Rich Manning

Personal information
- Born: June 23, 1970 (age 56) Tacoma, Washington, U.S.
- Listed height: 6 ft 11 in (2.11 m)
- Listed weight: 253 lb (115 kg)

Career information
- High school: Center (Antelope, California)
- College: Syracuse (1988–1990); Washington (1991–1993);
- NBA draft: 1993: 2nd round, 40th overall pick
- Drafted by: Atlanta Hawks
- Playing career: 1993–2001
- Position: Center / power forward
- Number: 15, 50

Career history
- 1993–1994: Rapid City Thrillers
- 1994–1996: Quad City Thunder
- 1996–1997: Vancouver Grizzlies
- 1997: Los Angeles Clippers
- 1997-1998: Quad City Thunder
- 1997–1998: Rockford Lightning
- 1998–2000: Oyak Renault
- 2000–2001: Blue Stars

Career highlights
- First-team All-Pac-10 (1993);
- Stats at NBA.com
- Stats at Basketball Reference

= Rich Manning =

American basketball player (born 1970)

Richard Alan Manning (born June 23, 1970) is an American former professional basketball player who was selected by the Atlanta Hawks in the second round (40th pick overall) of the 1993 NBA draft.
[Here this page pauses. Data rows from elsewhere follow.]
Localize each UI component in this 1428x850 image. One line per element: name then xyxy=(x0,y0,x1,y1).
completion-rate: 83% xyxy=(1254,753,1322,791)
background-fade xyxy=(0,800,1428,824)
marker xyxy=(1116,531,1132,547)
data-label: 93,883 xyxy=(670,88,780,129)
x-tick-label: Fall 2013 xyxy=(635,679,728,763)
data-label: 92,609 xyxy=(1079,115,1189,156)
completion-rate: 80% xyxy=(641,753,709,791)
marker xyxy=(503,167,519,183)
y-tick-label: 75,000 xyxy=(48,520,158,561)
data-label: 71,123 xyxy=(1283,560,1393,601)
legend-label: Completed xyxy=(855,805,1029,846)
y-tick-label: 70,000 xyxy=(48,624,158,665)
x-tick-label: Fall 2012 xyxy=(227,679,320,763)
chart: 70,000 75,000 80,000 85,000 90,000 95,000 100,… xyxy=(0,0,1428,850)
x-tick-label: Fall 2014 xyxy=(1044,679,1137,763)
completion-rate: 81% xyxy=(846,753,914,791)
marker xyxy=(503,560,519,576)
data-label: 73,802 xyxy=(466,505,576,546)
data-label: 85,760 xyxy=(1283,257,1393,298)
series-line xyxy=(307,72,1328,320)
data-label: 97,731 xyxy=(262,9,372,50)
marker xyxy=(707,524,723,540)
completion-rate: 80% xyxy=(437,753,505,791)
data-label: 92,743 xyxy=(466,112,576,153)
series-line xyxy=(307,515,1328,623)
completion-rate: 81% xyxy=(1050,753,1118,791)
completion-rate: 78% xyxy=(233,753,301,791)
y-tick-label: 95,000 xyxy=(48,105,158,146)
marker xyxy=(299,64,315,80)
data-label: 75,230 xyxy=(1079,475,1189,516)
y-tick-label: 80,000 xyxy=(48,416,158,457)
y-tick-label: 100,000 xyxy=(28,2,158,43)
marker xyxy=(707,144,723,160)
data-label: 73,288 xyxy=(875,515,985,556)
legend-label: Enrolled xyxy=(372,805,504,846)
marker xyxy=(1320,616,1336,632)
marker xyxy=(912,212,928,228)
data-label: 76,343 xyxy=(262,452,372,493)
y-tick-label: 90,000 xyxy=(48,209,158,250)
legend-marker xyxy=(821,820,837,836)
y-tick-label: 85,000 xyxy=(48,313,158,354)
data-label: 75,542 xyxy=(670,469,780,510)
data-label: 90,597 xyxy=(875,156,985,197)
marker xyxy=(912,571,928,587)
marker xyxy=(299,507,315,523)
A 6'11" power forward-center born in Tacoma, Washington, Manning played two years in the NBA, for the Vancouver Grizzlies (1995–1996) and the Los Angeles Clippers (1996–1997). He played collegiately at both Syracuse University and the University of Washington, after having attended Center High School in Antelope, California.

==Personal life==
His son, Matt, was drafted by the Detroit Tigers as the 9th overall pick in the first round of the 2016 MLB draft.